As clearly supported and evident from the data collected, the rate of aerobic respiration in yeast increases as an enzyme increases with the increase of temperature until 49.62 °C. Beyond this, the enzyme gets denatured, the changes in tertiary structure of the enzyme deforms the active site of the enzyme. The enzyme and the active site becomes non complementary to each other. The enzyme is no longer able to bind with the substrate. The reaction is inhibited, production of carbon dioxide ceases down, rate of respiration becomes the limiting factor. The curve becomes limiting.
The discussion above is also supported coherently by the data collected. With the rise of temperature from O°C to 30°C the level of carbon dioxide increases rapidly from 74 ppm to 426 ppm but beyond a temperature of 300C, the level becomes constant in the range of 510-560 ppm.As already determined from the equation of polynomial trend line, the optimum temperature for the enzyme to work is 49.62°C. The activity of the enzyme is deformed or lost above this temperature.

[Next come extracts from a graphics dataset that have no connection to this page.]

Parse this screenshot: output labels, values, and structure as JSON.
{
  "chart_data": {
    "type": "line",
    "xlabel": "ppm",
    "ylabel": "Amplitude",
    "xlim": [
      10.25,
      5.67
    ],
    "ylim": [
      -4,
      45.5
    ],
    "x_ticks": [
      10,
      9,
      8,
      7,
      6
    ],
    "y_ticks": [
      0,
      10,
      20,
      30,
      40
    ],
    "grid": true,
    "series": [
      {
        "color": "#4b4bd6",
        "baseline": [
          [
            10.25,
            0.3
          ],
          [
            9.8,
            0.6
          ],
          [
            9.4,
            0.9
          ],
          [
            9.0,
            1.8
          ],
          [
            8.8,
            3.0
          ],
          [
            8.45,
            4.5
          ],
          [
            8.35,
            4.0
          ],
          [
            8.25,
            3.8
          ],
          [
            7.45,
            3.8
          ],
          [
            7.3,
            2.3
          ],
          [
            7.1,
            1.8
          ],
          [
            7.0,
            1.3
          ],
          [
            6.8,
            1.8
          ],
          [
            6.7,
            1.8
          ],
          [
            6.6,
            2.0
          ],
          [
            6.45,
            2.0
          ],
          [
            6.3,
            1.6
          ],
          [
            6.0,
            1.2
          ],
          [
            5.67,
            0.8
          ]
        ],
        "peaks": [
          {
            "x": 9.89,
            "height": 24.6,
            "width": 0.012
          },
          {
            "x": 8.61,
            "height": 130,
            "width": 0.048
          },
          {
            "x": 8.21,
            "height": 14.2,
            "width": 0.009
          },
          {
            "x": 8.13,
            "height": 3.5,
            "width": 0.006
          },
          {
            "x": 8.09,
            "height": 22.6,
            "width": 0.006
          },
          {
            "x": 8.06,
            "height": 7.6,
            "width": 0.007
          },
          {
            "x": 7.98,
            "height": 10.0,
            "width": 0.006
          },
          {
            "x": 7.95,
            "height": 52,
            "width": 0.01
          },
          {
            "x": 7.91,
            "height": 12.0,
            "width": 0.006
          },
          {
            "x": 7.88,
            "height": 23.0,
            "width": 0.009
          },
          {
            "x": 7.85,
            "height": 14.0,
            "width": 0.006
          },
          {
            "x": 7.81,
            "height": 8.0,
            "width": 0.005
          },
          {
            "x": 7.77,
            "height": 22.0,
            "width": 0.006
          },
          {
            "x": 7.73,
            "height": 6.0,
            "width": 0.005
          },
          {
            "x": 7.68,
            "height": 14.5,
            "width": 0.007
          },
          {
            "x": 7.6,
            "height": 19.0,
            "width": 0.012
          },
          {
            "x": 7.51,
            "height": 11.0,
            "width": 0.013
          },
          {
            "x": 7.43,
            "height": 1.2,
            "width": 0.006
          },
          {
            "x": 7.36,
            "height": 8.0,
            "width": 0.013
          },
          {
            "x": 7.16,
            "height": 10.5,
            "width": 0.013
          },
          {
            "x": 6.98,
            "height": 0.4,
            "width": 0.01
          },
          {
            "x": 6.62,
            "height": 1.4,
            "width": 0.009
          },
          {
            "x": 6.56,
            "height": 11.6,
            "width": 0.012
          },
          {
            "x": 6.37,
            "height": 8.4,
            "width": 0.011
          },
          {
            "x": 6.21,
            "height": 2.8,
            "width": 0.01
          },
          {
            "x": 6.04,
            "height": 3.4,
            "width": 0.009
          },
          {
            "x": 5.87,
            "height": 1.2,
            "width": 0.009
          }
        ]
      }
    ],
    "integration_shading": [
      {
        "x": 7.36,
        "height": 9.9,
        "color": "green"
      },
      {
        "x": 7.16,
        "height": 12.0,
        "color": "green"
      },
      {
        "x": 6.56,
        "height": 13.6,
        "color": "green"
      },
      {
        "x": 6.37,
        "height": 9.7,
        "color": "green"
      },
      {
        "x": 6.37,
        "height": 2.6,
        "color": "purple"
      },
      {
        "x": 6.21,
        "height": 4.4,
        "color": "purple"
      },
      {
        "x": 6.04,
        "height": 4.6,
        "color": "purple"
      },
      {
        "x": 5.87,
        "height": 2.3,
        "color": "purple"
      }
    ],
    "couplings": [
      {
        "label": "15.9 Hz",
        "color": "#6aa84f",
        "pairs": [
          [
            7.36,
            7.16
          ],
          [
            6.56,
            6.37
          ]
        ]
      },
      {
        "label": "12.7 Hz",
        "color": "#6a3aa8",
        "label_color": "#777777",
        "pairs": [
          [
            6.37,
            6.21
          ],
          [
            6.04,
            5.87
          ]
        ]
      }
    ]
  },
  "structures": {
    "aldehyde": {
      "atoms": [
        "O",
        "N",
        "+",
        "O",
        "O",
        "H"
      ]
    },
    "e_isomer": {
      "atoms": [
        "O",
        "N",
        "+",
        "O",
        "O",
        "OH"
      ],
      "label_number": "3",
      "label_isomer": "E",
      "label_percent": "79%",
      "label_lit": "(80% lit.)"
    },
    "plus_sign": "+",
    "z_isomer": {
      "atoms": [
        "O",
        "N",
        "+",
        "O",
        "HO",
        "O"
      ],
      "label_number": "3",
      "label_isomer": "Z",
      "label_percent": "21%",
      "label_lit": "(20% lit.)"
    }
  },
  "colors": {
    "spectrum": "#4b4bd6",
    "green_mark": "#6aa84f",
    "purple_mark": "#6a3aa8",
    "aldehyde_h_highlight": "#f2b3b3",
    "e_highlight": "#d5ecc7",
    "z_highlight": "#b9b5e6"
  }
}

As indicated from the results of the chi square test, the null hypothesis cannot be neglected. So the correlation between the temperature and the level of carbon dioxide produced by fermentation cannot be stated very significantly and evidently. Huge percentage error might have attributed to these high value of chi square statistic.
As indicated by the t test result as per two trail hypothesis method and taking significance level as 0.5, the results obtained are significant and indicates the acceptance of alternate hypothesis.
Overall, based on the statistical analysis and evaluation of the graph as my processed data, I conclude a weak positive correlation between the level of carbon dioxide produced and temperature at which sucrose is fermented.